Bitdefender has found that an increasing number of Android apps request unnecessary permissions and use them to monitor the location of children without their parents' consent, with British children being particularly vulnerable.
This is in light of a recent Bitdefender study of more than 2,000 parents worldwide which found that more than 11 per cent of British children receive an Android device by their 7th birthday, with some children receiving their first at only 5 years of age.
This poses a risk of malware infections and SMS fraud targeting users who are still only learning to read. Moreover, free apps that target small children, such as Kids ABC Games and Educational Puzzles, can track or access geo-locations without requesting information that only parents can provide. Developers admit the games were created for children under 8, but also provide personal details to third parties.

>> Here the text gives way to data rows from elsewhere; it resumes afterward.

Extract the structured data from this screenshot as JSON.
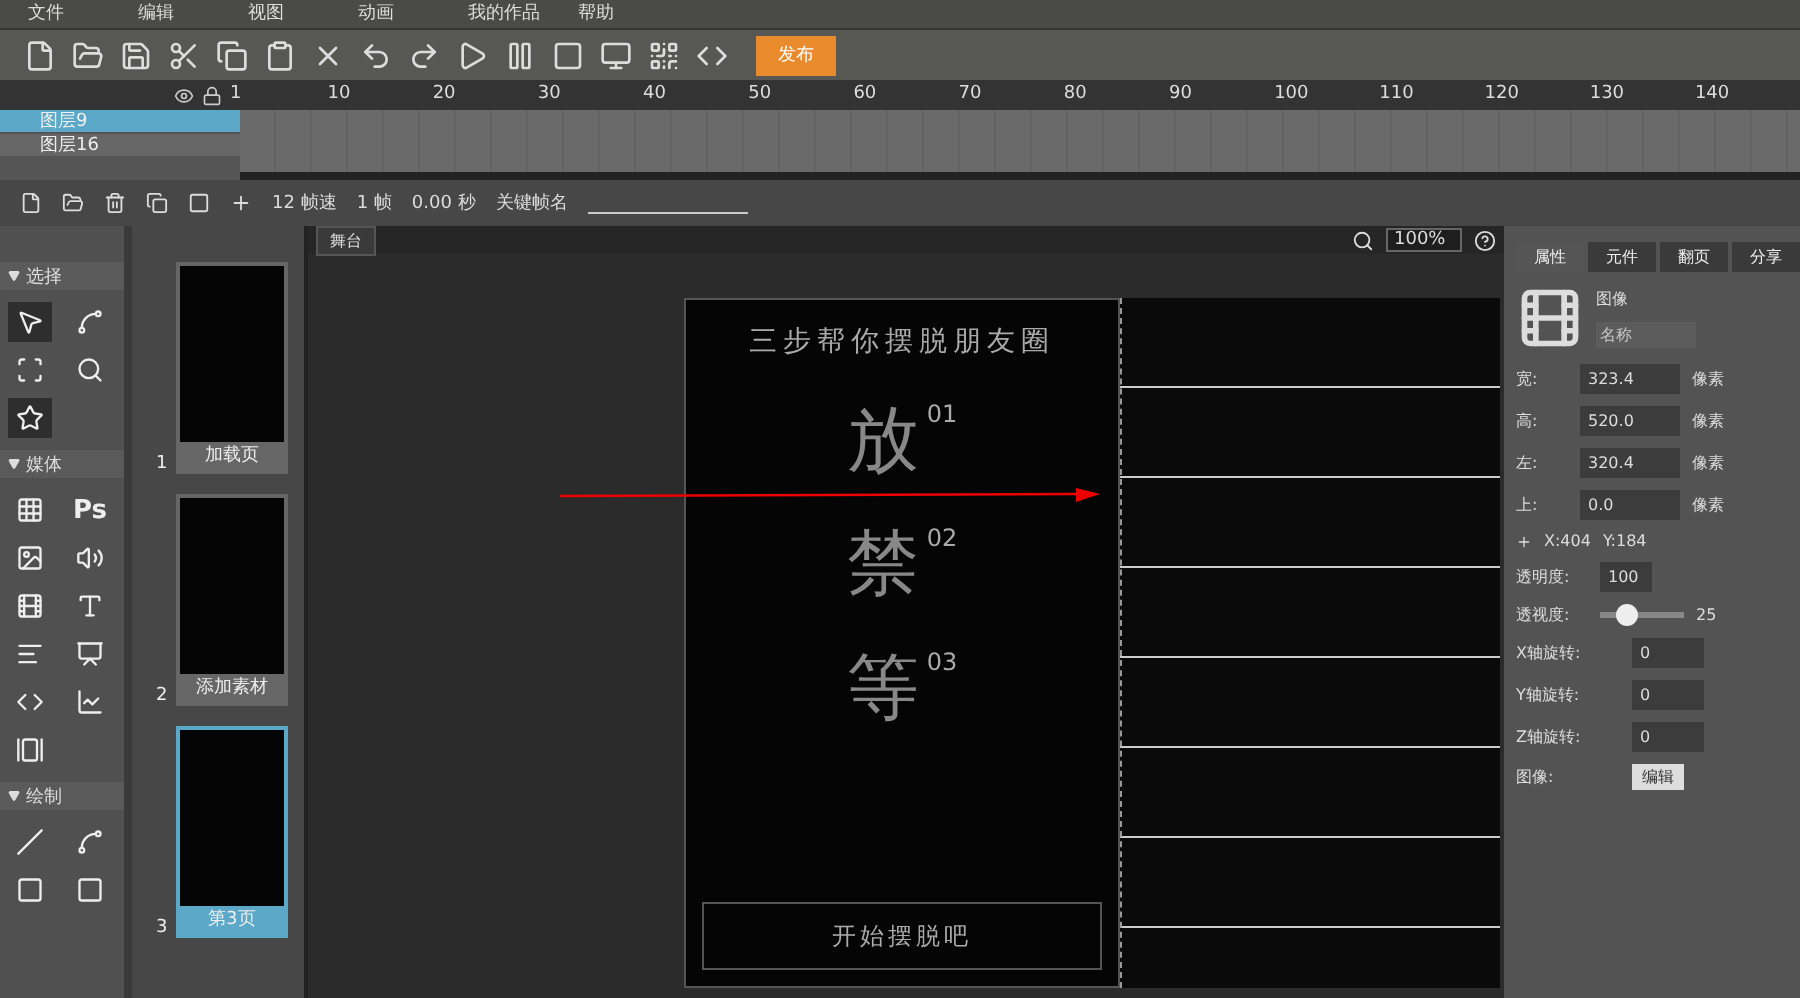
{
  "menu": [
    "文件",
    "编辑",
    "视图",
    "动画",
    "我的作品",
    "帮助"
  ],
  "publish": "发布",
  "ruler": [
    "1",
    "10",
    "20",
    "30",
    "40",
    "50",
    "60",
    "70",
    "80",
    "90",
    "100",
    "110",
    "120",
    "130",
    "140"
  ],
  "layers": [
    {
      "name": "图层9",
      "selected": true
    },
    {
      "name": "图层16",
      "selected": false
    }
  ],
  "timeline_bar": {
    "fps": "12 帧速",
    "frame": "1 帧",
    "time": "0.00 秒",
    "keyframe_label": "关键帧名"
  },
  "tool_sections": [
    {
      "title": "选择",
      "expanded": true,
      "kind": "select"
    },
    {
      "title": "媒体",
      "expanded": true,
      "kind": "media",
      "ps_tool": "Ps"
    },
    {
      "title": "绘制",
      "expanded": true,
      "kind": "draw"
    }
  ],
  "pages": [
    {
      "number": "1",
      "label": "加载页",
      "selected": false
    },
    {
      "number": "2",
      "label": "添加素材",
      "selected": false
    },
    {
      "number": "3",
      "label": "第3页",
      "selected": true
    }
  ],
  "stage": {
    "tab": "舞台",
    "zoom": "100%",
    "design": {
      "title": "三步帮你摆脱朋友圈",
      "steps": [
        {
          "glyph": "放",
          "number": "01"
        },
        {
          "glyph": "禁",
          "number": "02"
        },
        {
          "glyph": "等",
          "number": "03"
        }
      ],
      "button": "开始摆脱吧"
    }
  },
  "props": {
    "tabs": [
      {
        "label": "属性",
        "selected": true
      },
      {
        "label": "元件",
        "selected": false
      },
      {
        "label": "翻页",
        "selected": false
      },
      {
        "label": "分享",
        "selected": false
      }
    ],
    "type": "图像",
    "name_placeholder": "名称",
    "dims": [
      {
        "label": "宽:",
        "value": "323.4",
        "unit": "像素"
      },
      {
        "label": "高:",
        "value": "520.0",
        "unit": "像素"
      },
      {
        "label": "左:",
        "value": "320.4",
        "unit": "像素"
      },
      {
        "label": "上:",
        "value": "0.0",
        "unit": "像素"
      }
    ],
    "x": "X:404",
    "y": "Y:184",
    "opacity": {
      "label": "透明度:",
      "value": "100"
    },
    "perspective": {
      "label": "透视度:",
      "level": 0.3,
      "reading": "25"
    },
    "rotations": [
      {
        "label": "X轴旋转:",
        "value": "0"
      },
      {
        "label": "Y轴旋转:",
        "value": "0"
      },
      {
        "label": "Z轴旋转:",
        "value": "0"
      }
    ],
    "image_label": "图像:",
    "edit": "编辑"
  }
}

"Why would an alphabet game require a child's' precise GPS and network location?" asks Catalin Cosoi, Chief Security Strategist at Bitdefender. "Of course, it's to make money by sending these details to aggressive third-party advertisers. Despite legislation and common sense, games for children still collect huge quantities of personal information about children without parental consent."
Some educational apps for children also try to access browsing history and leak the unique identifier of the device. The identifier can be used by developers, advertisers and analytics tools to track their behaviour across several apps.
In the US, the updated Children's Online Privacy Protection Act, which went into effect in July 2013, expanded the definition of "personal information" for children under 13 to include geo-location, photos, videos and audio files. Advertisers and developers are also banned from "behavioural advertising" without parents' consent, including "re-targeting" commercials based on browsing history.